Here’s something we haven’t seen before: China has ordered Meta to reverse its completed acquisition of AI startup Manus. The National Development and Reform Commission (NDRC) issued a brief statement on Monday, prohibiting foreign investment in the startup — no elaboration, just a reference to applicable laws and regulations.
What Is Manus?
Manus is a Singapore-based AI startup with Chinese roots, specializing in agentic AI — systems that can autonomously complete tasks. Meta acquired the company in late December 2025 for over $2 billion, had already integrated the technology into its internal systems, and Manus executives had joined Meta.
Why This Is a Big Deal
The striking part: this deal was already done. Meta had fully integrated Manus, leadership had moved over. Beijing is now forcing a US company to unwind a completed acquisition. That’s unprecedented.
China’s Ministry of Commerce launched an investigation back in January, looking into export controls, technology transfer, and overseas investment compliance.
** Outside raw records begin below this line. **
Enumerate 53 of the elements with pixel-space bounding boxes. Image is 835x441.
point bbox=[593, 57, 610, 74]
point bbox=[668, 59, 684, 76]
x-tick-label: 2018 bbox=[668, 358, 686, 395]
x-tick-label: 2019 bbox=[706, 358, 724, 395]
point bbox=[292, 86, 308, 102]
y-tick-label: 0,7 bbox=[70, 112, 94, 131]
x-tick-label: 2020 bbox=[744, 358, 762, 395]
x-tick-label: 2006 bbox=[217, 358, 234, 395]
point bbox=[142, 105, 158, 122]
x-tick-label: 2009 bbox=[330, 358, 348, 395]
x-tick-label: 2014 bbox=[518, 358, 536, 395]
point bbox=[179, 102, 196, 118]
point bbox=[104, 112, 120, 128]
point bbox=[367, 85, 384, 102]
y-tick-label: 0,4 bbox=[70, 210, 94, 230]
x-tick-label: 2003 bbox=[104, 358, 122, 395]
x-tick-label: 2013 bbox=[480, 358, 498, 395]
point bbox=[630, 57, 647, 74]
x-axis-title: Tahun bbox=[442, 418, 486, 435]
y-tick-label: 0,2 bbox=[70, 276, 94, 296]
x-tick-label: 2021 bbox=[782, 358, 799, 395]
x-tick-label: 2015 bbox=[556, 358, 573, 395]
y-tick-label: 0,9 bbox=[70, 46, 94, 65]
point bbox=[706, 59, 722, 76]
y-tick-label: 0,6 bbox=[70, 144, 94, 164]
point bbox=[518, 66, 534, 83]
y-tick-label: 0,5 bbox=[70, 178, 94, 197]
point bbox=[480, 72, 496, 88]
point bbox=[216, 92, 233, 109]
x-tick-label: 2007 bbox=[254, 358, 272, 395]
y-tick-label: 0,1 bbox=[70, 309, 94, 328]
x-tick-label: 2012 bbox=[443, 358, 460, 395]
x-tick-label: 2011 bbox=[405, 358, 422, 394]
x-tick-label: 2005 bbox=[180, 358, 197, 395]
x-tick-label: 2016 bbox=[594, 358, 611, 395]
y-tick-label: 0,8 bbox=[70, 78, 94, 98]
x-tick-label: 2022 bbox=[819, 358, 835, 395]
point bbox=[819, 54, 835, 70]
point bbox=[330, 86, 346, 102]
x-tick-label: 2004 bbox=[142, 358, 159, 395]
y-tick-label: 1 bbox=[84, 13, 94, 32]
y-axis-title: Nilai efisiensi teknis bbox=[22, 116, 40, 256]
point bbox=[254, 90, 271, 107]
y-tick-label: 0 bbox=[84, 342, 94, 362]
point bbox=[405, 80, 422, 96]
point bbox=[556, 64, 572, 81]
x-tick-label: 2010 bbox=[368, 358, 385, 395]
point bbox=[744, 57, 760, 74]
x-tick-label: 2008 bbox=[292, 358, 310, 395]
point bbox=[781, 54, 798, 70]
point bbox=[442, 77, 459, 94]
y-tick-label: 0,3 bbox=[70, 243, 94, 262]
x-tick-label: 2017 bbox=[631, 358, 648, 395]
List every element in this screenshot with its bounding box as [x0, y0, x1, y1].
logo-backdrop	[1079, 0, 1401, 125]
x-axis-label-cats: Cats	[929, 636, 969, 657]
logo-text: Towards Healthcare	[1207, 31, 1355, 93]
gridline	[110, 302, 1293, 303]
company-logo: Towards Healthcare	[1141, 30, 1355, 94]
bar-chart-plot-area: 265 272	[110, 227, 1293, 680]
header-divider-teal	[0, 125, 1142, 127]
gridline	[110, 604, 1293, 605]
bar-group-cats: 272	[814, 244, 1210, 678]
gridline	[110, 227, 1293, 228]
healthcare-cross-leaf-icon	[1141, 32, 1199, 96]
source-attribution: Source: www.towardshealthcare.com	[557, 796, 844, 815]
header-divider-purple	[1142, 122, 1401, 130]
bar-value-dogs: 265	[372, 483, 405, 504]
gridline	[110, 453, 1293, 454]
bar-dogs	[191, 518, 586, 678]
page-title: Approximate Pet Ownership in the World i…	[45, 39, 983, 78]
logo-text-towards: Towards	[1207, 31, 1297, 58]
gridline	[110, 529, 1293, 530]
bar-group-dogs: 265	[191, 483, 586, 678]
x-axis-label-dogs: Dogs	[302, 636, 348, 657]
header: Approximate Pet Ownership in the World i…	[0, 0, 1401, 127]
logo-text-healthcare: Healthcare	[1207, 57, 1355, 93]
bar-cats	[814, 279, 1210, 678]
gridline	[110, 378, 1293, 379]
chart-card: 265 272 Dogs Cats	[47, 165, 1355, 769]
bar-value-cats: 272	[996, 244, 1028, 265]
According to the Financial Times, the two co-founders — Xiao Hong and Ji Yichao — were even banned from leaving the country during the probe.
What It Means
Meta responded with a terse statement: the transaction “complied fully with applicable law” and they “anticipate an appropriate resolution.” Whatever that means in practice.
This case shows just how far the AI rivalry between the US and China has escalated. It’s no longer just about restricting chips and models — corporate acquisitions are now geopolitical chess pieces. For startups with Chinese heritage, the landscape is getting increasingly treacherous. Who invests when Beijing can unwind a deal years after the fact?